Question

Use dimensional analysis (Section 1-8) to obtain the form for the centripetal acceleration,\({a_R} = {v^2}/r\).

Short answer

The centripetal or radial acceleration is \(\left( {\frac{{{v^2}}}{r}} \right) = \;\frac{L}{{{T^2}}}\; = \left( {{a_R}} \right)\).

Step-by-step solution

Find the centripetal acceleration \({{\bf{a}}_{\bf{R}}} = \;{{\bf{v}}^{\bf{2}}}/{\bf{r}}\).

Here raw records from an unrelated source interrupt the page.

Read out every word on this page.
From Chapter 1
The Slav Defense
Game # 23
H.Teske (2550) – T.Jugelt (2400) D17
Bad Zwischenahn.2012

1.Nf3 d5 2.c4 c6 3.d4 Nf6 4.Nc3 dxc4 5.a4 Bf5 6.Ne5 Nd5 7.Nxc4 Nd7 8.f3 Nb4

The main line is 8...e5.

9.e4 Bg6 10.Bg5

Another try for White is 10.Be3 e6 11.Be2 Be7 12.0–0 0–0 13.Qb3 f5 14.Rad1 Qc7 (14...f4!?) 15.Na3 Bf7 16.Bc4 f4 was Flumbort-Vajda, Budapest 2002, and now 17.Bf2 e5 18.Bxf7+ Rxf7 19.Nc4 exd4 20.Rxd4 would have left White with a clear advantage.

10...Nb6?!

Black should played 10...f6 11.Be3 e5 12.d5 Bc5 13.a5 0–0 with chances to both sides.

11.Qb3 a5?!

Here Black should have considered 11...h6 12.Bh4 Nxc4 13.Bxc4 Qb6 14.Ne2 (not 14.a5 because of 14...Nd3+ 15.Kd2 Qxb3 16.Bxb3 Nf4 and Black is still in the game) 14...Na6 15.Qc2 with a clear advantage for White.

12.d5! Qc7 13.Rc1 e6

It is known that the dimension of the acceleration, which is the right-hand side of the given equation, is equal to:

\(\left( {{a_R}} \right) = \frac{L}{{{T^2}}}\)

The speed is given by:

\(v = \;\frac{{{\rm{Distance}}}}{{{\rm{Time}}}}\)

Find dimensions of the speed

Now, the dimension of the speed is\(\left( v \right) = \frac{L}{T}\), and the radius speed has a dimension of\(\left( r \right) = L\). So, the dimension of the left-hand side is equal to:

\(\begin{aligned}\left( {\frac{{{v^2}}}{r}} \right) &= \frac{{\frac{{{L^2}}}{{{T^2}}}}}{L}\\ &= \frac{L}{{{T^2}}}\end{aligned}\)

Therefore,

\(\left( {{a_R}} \right) = \;\left( {\frac{{{v^2}}}{r}} \right)\)

So, the equation is homogenous.